/ 11 June 1999

New UN bid to cut Unita

supply lines

Unita’s

smuggling

Chris Gordon

The United Nations, having faced up to the failure of its peacekeeping operation in Angola, has launched a new bid to shorten the war by targeting the sanctions-busting arms, oil and diamond trade that is keeping Unita in business.

After 16 intensive days in Southern Africa, Robert Fowler, Canadian ambassador to the UN and head of the UN sanctions committee, has laid the groundwork for two expert panels to start looking into Unita’s sanctions-busting supply lines.

The inquiry – it is the first time the diamond trade has been subject to any sanctions – will focus fresh attention on the war in Angola. It may lay the groundwork for a future peace settlement and shorten the war if the UN is successful in tracking down the methods of the smuggling of arms, oil and diamonds.

The UN may even succeed in delinking the arms-for-diamonds trade that is funding three civil wars in Africa and creating enormous misery.

The failure of successive UN sanctions, first imposed on Unita in 1993 when supplies of arms and other war matriel were embargoed, is widely known and has surprised no one. But it has surprised many that the UN has at last shown the willingness to act on this international scandal, whose details have been exposed repeatedly in the Mail & Guardian.

Fowler’s report makes the UN’s reasons clear. The UN has grasped that minimising Unita’s capacity to make war and hampering its operational ability are crucial to stability in Central Africa. Fowler’s report to the UN cites the destabilising effects of Unita’s war on surrounding countries,whether military, political or economic. Senior politicians in the region describe Angola as a life and death issue for them.

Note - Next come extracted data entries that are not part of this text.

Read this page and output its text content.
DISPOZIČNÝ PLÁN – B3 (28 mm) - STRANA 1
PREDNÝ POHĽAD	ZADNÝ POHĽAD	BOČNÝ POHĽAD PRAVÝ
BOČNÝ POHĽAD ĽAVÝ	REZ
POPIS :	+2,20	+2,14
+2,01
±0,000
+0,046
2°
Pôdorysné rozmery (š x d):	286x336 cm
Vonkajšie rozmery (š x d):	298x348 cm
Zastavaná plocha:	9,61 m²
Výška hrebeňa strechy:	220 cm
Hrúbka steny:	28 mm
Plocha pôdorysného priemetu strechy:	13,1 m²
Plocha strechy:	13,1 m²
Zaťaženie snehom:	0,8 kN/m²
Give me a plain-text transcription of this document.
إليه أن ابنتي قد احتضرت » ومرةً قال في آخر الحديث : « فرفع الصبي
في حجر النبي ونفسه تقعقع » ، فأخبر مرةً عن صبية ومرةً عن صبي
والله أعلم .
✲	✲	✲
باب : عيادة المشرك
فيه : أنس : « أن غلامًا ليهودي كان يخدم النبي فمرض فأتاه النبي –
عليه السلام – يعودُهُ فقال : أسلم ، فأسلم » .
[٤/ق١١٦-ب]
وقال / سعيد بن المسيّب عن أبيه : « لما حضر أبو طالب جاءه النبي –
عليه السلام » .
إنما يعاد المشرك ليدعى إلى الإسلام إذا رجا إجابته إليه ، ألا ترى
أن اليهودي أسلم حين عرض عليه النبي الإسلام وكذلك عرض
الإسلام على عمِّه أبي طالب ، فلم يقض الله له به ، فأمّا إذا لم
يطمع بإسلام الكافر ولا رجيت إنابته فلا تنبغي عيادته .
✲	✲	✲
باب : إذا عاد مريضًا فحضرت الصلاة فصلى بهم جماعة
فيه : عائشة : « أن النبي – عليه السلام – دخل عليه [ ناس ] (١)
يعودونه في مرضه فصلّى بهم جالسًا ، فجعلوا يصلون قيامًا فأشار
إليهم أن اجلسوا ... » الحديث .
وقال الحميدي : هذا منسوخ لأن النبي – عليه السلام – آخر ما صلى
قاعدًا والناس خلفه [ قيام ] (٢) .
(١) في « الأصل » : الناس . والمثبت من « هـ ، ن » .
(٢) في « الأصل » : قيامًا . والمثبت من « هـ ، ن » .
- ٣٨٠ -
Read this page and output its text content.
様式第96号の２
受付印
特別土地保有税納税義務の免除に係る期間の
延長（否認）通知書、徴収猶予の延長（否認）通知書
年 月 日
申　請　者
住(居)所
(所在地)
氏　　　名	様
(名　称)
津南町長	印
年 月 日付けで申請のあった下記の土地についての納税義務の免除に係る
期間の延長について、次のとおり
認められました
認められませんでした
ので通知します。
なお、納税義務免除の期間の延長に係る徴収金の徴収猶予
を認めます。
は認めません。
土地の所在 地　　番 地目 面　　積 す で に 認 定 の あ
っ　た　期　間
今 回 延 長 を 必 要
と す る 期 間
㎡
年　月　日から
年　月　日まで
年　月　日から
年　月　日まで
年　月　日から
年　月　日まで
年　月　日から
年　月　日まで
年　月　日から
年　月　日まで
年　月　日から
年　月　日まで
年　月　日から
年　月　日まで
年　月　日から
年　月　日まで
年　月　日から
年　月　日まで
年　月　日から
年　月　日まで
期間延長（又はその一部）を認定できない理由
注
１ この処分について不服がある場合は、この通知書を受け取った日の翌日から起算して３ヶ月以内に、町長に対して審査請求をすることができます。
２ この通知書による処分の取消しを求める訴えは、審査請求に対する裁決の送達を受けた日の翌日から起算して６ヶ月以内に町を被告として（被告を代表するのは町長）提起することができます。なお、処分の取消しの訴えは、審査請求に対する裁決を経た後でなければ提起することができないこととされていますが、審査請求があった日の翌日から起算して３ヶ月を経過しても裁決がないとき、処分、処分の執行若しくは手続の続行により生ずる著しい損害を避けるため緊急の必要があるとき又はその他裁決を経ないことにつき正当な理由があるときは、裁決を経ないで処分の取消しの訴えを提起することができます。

A web of war binds together the fates of Angola and the two Congos, where Angola has committed its army to areas Unita operates in, and has found common cause with opposition or rebel movements. The political and military alliances on both sides of these wars stretch across the continent, as do the arms traffickers and diamond dealers who keep the rebels in business.

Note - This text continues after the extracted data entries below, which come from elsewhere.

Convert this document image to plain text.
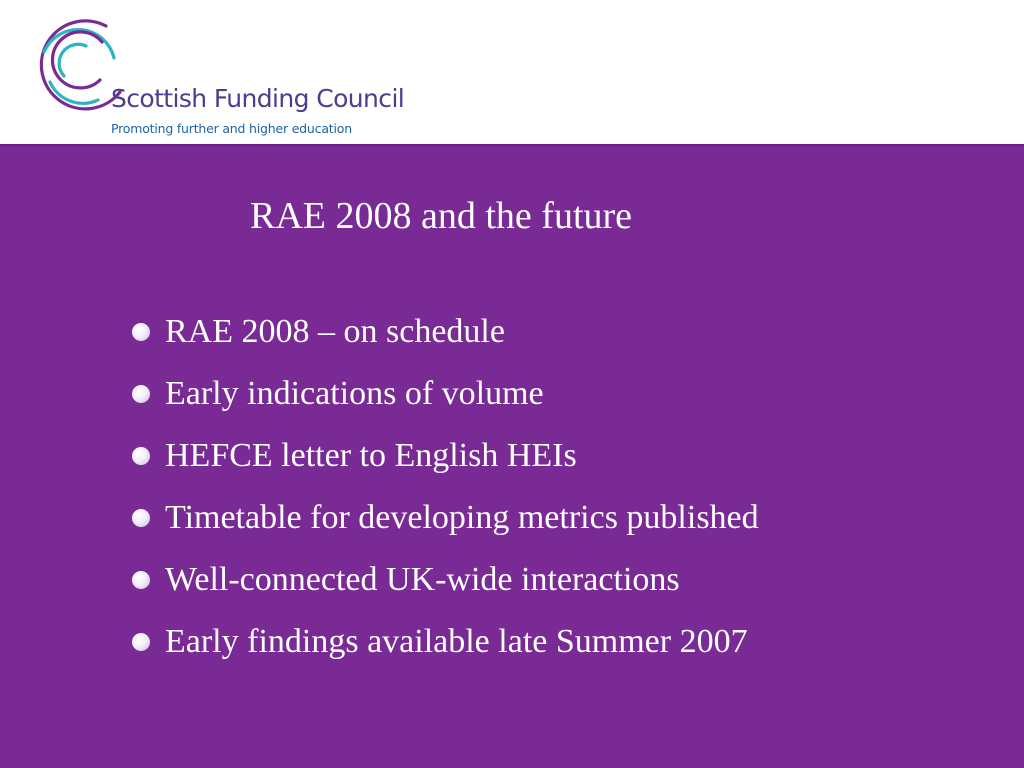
Scottish Funding Council
Promoting further and higher education
RAE 2008 and the future
RAE 2008 – on schedule
Early indications of volume
HEFCE letter to English HEIs
Timetable for developing metrics published
Well-connected UK-wide interactions
Early findings available late Summer 2007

Unravelling even a part of this web will lessen the capacity to continue these wars. But can it be done?

Fowler believes the political will exists to tighten the sanctions against Unita internationally, and that the only way forward is to bring in expertise.

Inside Angola, as war intensifies slowly, conditions are worsening fast. The government has launched a small-scale counter-offensive aimed at reversing the army’s losses of smaller towns – and control of part of the strategic road between Kuito and Huambo.

Fierce fighting is reported around Huambo at present and Malange in the north is still coming under heavy artillery fire. The town, crowded with refugees from Unita attacks on villages, has been pounded intermittently since January, for up to two weeks at a time.

But it is the deteriorating humanitarian situation in Angola that is focusing the attention of the UN. Secretary General Kofi Annan made it plain to the secuity council a few days ago that humanitarian aid to the 1,2-million displaced people in Angola – one-tenth of the population – could come to a full stop.

There is no money for continuing the expensive airlift of food and other necessities so, as Annan pointed out, “the entire humanitarian effort will stop and hundreds of thousands of Angolans will face severe malnutrition, disease and death”.

UN member states have not contributed enough funding for the relief effort. One diplomat in Luanda described it as “Angola fatigue” – a luxury affordable only to the safe and comfortable, and certainly not available to the majority of Angolans.

The UN’s message is clear: after such an investment of money and time it is not going to let go of Angola.

Fowler’s 14 recommendations range from making sanctions violations illegal to air surveillance of flights into Unita territory. It will be a slow tourniquet, a package of measures to squeeze Unita.

One panel of four experts will investigate diamonds, oil and Unita’s other economic activities. The second, comprising six people, will investigate arms supplies. The UN has been asked to agree to the placing of civilian monitors on the ground in Angola and countries thought to be involved in sanctions-breaking activities. Experts in the various fields will be commisioned to report to the panels.

Unita’s response, in a document submitted to the UN during Fowler’s visit to Angola, was to claim the sanctions are unjust and excessive, and accuse Canada of genocide against the “Eskimos”.